Karakol, a town of green avenues and wooden cottages, is located on the eastern edge of the Issyk-Kul lake. The Terskey Ala-Too Mountains to the east and the lake Issyk-Kul to the west is 10 km (6.2 miles).
Established as a Russian guard in 1869, Karakol expanded quickly as explorers crossed the city deeper into the Tian Shan. The city expanded when Dungans came to Karakol in the 1880’s to flee conflict in China. Then, Nikolai Przhevalsky, a Russian adventurer died of Karakol in 1888 and his name became the city of the region. The original name was returned to Karakol in 1921, only in 1939, when Stalin overturned the decision.
Since Karakol is so near to so many magnificent mountains, it’s an excellent base for walks and treks. From Karakol to every explorer, from day walks to long walks, there are walks. The nearby mountains, including the hidden lakes, the large glaciers and the two largest peaks of the island of Kyrgyzstan, are among the most dramatic in Kirghizstan (7,010 m or 23,000 ft). Altyn Arashan and Jeti Oguz, both perfect for rides or picnics, are the two most popular destinations close to Karakol.

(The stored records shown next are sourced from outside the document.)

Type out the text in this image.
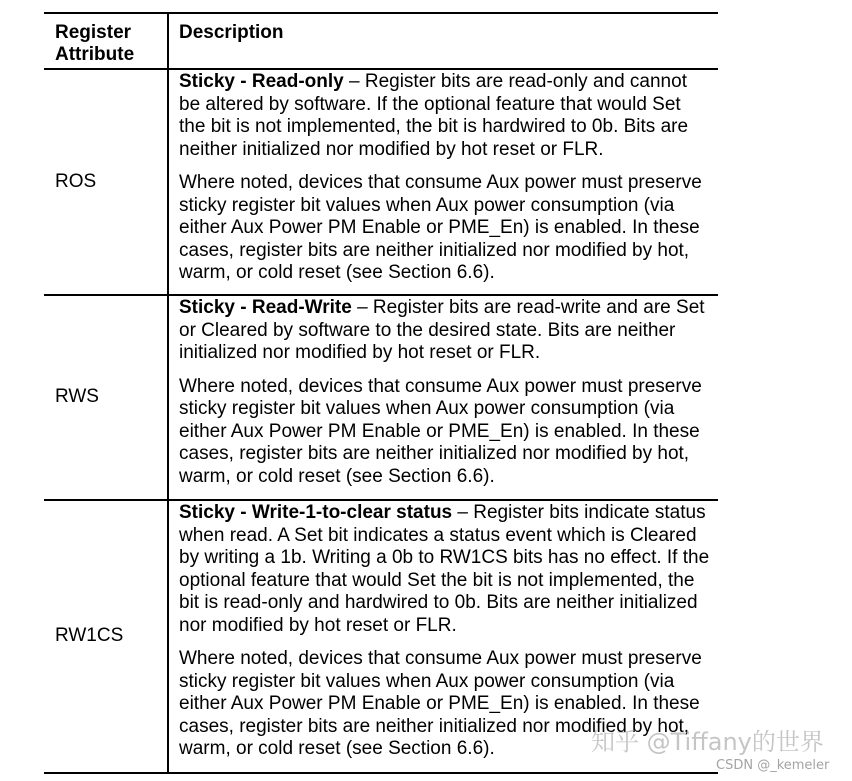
Register
Attribute	Description
ROS	Sticky - Read-only – Register bits are read-only and cannot be altered by software. If the optional feature that would Set the bit is not implemented, the bit is hardwired to 0b. Bits are neither initialized nor modified by hot reset or FLR.

Where noted, devices that consume Aux power must preserve sticky register bit values when Aux power consumption (via either Aux Power PM Enable or PME_En) is enabled. In these cases, register bits are neither initialized nor modified by hot, warm, or cold reset (see Section 6.6).

RWS	Sticky - Read-Write – Register bits are read-write and are Set or Cleared by software to the desired state. Bits are neither initialized nor modified by hot reset or FLR.

Where noted, devices that consume Aux power must preserve sticky register bit values when Aux power consumption (via either Aux Power PM Enable or PME_En) is enabled. In these cases, register bits are neither initialized nor modified by hot, warm, or cold reset (see Section 6.6).

RW1CS	Sticky - Write-1-to-clear status – Register bits indicate status when read. A Set bit indicates a status event which is Cleared by writing a 1b. Writing a 0b to RW1CS bits has no effect. If the optional feature that would Set the bit is not implemented, the bit is read-only and hardwired to 0b. Bits are neither initialized nor modified by hot reset or FLR.

Where noted, devices that consume Aux power must preserve sticky register bit values when Aux power consumption (via either Aux Power PM Enable or PME_En) is enabled. In these cases, register bits are neither initialized nor modified by hot, warm, or cold reset (see Section 6.6).	知乎 @Tiffany的世界
CSDN @_kemeler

For less energetic tourists, Karakol has as much to do. Visitors who want to encounter a traditional Cyrgyz bazaar can find the livestock market famous. Karakol has an orthodox church and Dungan Mosque, testimony to the diversity and the heritage of the city (and make sure to check out the many delicious restaurants around Karakol and try some local specialties). Moreover, in Karakol there are many museums, including a Przevalsky museum.